THIS WAS PURE MISERY. A DISASTER—AND I’D BEEN IN CHARGE. I WAS so angry at myself, even if I couldn’t have done anything differently now.
I was going crazy, watching Glass’s Subaru from the confines of my own car, and listening to nothing but radio silence while my guys scoured the neighborhood.
Both malls.
The parking lots.
Side streets.
Then, just after seven o’clock, I spotted Glass.
He came sauntering around the corner from the front of the mall and cut diagonally across the parking lot. That son of a bitch!
“I got him,” I radioed. “He’s headed back to his car.
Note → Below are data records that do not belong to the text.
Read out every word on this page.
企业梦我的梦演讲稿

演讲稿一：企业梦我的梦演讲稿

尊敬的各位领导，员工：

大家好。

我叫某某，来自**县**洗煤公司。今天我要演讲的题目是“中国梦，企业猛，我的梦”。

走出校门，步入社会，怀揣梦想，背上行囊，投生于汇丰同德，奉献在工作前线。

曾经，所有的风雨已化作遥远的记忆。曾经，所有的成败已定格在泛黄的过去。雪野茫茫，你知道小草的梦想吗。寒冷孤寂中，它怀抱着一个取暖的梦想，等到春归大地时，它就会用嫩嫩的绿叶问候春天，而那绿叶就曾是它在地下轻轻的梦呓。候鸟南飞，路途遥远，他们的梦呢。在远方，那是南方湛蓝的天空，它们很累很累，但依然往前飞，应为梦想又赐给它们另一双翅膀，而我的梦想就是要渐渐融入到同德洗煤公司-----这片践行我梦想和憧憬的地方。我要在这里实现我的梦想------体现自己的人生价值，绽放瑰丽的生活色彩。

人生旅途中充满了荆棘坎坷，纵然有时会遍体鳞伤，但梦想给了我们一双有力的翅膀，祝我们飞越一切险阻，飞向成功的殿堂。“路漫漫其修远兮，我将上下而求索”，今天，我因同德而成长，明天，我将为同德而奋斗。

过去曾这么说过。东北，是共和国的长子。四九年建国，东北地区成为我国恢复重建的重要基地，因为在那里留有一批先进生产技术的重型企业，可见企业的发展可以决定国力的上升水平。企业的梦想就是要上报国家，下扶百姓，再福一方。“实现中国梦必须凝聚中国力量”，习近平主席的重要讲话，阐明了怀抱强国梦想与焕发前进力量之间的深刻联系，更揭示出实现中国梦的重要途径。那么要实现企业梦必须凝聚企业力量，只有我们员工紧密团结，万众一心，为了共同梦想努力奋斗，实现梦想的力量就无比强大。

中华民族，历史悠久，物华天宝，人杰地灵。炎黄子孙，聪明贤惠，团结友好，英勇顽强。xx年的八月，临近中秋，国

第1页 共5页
Get out here, and get yourselves ready to go.”
It was dark by now, but the parking lot was well lit. I used a small pair of binoculars to try and see what Glass was carrying. He’d been empty-handed on the way in.
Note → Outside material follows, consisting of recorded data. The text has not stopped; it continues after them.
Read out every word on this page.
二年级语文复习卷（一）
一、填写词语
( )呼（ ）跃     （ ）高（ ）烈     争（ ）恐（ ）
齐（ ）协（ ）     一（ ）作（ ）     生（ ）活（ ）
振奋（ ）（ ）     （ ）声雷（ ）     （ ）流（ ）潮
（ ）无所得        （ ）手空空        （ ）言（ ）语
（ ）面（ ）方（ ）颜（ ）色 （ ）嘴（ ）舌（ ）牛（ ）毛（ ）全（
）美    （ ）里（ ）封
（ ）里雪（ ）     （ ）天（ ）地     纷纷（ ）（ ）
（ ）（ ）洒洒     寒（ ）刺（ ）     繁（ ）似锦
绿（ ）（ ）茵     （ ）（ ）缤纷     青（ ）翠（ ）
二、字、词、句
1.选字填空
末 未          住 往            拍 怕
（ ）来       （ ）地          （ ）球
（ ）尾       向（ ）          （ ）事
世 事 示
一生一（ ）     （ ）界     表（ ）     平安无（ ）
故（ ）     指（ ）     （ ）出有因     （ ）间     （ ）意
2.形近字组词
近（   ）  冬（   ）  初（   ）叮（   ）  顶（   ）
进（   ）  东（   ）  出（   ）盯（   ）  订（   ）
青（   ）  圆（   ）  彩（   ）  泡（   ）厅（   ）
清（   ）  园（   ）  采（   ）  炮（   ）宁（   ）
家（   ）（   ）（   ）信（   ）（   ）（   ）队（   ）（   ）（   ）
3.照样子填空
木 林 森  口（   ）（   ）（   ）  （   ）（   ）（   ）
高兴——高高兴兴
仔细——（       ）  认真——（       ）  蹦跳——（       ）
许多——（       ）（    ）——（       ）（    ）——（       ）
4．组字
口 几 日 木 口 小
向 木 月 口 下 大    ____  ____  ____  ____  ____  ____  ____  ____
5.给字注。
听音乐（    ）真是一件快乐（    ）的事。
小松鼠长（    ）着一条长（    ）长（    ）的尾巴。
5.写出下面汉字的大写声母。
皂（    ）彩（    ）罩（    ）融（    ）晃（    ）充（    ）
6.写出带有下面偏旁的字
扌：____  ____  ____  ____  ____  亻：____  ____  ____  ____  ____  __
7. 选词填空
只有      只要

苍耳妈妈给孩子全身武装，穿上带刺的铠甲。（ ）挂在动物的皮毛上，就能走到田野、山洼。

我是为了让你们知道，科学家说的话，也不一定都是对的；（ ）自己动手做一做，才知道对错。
The shopping bag he had in one hand was from Anthropologie, I saw. The kind of place where my kids might shop. Or the president’s kids, for that matter. Nothing in there for someone like him. He was a tall, strapping guy—a grownup, for starters. He favored L. L. Bean and Carhartt, as far as I could tell. Not the trendy fashions of this place. What was that about?
In his other hand, he had a tall cup with a straw sticking out the top. The logo on the side said AMC. That meant the movie theater, not the food court.
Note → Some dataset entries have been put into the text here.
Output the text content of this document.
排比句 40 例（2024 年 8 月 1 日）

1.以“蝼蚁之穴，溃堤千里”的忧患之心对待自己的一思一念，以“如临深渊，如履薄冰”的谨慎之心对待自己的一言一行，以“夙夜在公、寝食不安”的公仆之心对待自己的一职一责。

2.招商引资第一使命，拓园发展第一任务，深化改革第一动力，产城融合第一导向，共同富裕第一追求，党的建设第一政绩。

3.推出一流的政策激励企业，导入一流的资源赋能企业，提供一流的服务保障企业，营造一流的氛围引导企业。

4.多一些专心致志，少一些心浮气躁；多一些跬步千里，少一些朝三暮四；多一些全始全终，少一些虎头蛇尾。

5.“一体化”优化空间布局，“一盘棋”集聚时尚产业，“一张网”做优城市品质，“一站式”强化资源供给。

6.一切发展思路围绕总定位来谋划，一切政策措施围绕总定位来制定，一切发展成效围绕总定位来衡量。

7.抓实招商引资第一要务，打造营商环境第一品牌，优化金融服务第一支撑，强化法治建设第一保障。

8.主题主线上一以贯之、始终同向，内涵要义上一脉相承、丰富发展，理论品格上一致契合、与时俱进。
Jesus. Had I been tearing out my hair for three hours while Rodney Glass had taken himself to a matinee?
Or was that just what he wanted us to think? Was this all for show? Where else might he have been all this time?
As I watched him throw his bag into the back of the car—casually, maybe too casually—I started to get a horrible, sinking feeling. It was nothing I could prove to myself either way, but my gut was starting to tell me what my head didn’t want to know.
He knew he was being watched, didn’t he? He knew.